MUSIC blogs and reporters at The Guardian occasionally ramble on about the so called ‘Mercury Prize curse’. The premise is as follows: If an artist or band wins the prestigious Mercury Prize their career is doomed to fall into obscurity. So, when 2012 winners alt-J (or ∆ to their mums) announced the follow up to their acclaimed debut An Awesome Wave, one could expect them to only be listened to by the most obscure of hipsters, perhaps who mostly dabble in spoken-word-jazzcore, shortly before one of the members appears on Celebrity Masterchef. But no; in fact there has been a significant buzz around the indie pop group, who now operate as a threesome, after the departure of bassist Gwil Sainsbury earlier on this year. But can the band escape that trademark sound that symbolises the harsh regulations of student halls in Leeds?
In short: yes. I might even go as far to say that This is All Yours is actually better than their debut. You won’t find a song better than ‘Breezeblocks’ on this album, but it’s a different kind of enjoyment that you feel. Too many times a band can get compared to Radiohead. Hell, if I had a pound for every time someone brought up OK Computer, I could probably do this job full time. But alt-J are certainly moving towards the attitude of the ever changing band; aka they’re a bit like Radiohead. While they haven’t quite escaped the quiet indie sound yet (see ‘Arrival into Nara’ and ‘Pusher’) they’re on their way. Perhaps the most experimental track, ‘Hunger of the Pine’ is quite easily the best track on the album. It retains enough sound to be recognised as an alt-J number, but deviates enough to make it incredibly interesting to listen to, while at the same time making Miley Cyrus sound the best she ever has.

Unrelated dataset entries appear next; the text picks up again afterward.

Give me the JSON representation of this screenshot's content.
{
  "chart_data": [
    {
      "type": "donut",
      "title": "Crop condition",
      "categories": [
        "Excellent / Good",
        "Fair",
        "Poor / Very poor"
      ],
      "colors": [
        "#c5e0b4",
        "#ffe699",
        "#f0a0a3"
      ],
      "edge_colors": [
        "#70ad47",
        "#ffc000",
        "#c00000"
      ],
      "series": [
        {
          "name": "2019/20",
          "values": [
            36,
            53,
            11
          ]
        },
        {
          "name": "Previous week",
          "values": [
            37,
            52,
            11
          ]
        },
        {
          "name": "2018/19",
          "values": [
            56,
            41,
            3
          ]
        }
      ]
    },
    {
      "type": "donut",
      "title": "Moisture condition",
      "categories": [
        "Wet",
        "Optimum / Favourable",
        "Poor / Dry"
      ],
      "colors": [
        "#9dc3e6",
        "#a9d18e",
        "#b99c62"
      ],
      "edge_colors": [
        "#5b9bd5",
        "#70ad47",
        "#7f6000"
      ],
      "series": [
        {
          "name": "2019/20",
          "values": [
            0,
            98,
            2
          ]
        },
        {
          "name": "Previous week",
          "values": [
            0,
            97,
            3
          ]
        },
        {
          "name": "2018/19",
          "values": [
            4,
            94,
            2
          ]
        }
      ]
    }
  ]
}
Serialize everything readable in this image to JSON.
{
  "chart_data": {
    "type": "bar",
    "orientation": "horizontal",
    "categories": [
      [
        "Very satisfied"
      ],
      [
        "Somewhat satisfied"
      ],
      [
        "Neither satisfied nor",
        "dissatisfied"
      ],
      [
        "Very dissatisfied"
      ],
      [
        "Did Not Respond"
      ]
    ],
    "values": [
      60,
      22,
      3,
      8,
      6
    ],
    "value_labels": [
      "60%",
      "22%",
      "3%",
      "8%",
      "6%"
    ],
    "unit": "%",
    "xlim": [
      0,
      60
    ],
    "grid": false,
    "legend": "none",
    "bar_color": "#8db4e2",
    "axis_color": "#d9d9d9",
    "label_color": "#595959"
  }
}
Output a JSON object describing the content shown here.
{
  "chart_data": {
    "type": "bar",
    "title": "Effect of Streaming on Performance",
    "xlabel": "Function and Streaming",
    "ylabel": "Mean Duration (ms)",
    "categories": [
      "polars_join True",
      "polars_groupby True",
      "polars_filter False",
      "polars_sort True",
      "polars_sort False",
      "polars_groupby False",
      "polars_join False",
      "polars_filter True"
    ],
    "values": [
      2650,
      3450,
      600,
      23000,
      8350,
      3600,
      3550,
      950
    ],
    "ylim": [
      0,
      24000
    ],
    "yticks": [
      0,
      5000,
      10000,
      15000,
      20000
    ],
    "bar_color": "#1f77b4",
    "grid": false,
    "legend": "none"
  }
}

An electronic sound is an obvious necessity in alt-J’s music. However, when listening to This is All Yours, there are elements that suggest the band want to move towards a more classical side of music. ‘Interlude – Garden of England’ and ‘Choice Kingdom’, the former of which sounds like an excerpt from some of Genesis’ early work, feels like a softer, less indie side of the band. But the sound change doesn’t stop there, oh no. ‘Left Hand Free’ is a surprisingly Beatles-esque number, while the delightful ‘Warm Foothills’ combines both male and female voices into a flowing melody. While the ‘Nara’ series of songs come as a bit of a disappointment, and ‘Bloodflood Pt.II’ feels rather unnecessary, the rest of the tracklisting is highly Fitzpleasurable to listen to (d-did you see what I did there?).
Always hot on their feet, alt-J delve even deeper into the indie/folk/electronica/classical mash-up they have created. This is All Yours differs and develops compared to An Awesome Wave, thankfully. Far too often a band can get caught in the trap of recreating the sound that made them popular, but this is not the case. If anything, it feels like the time is drawing closer where alt-J will flip the bird to everyone and just go crazy experimental, and my God, I can’t wait for that.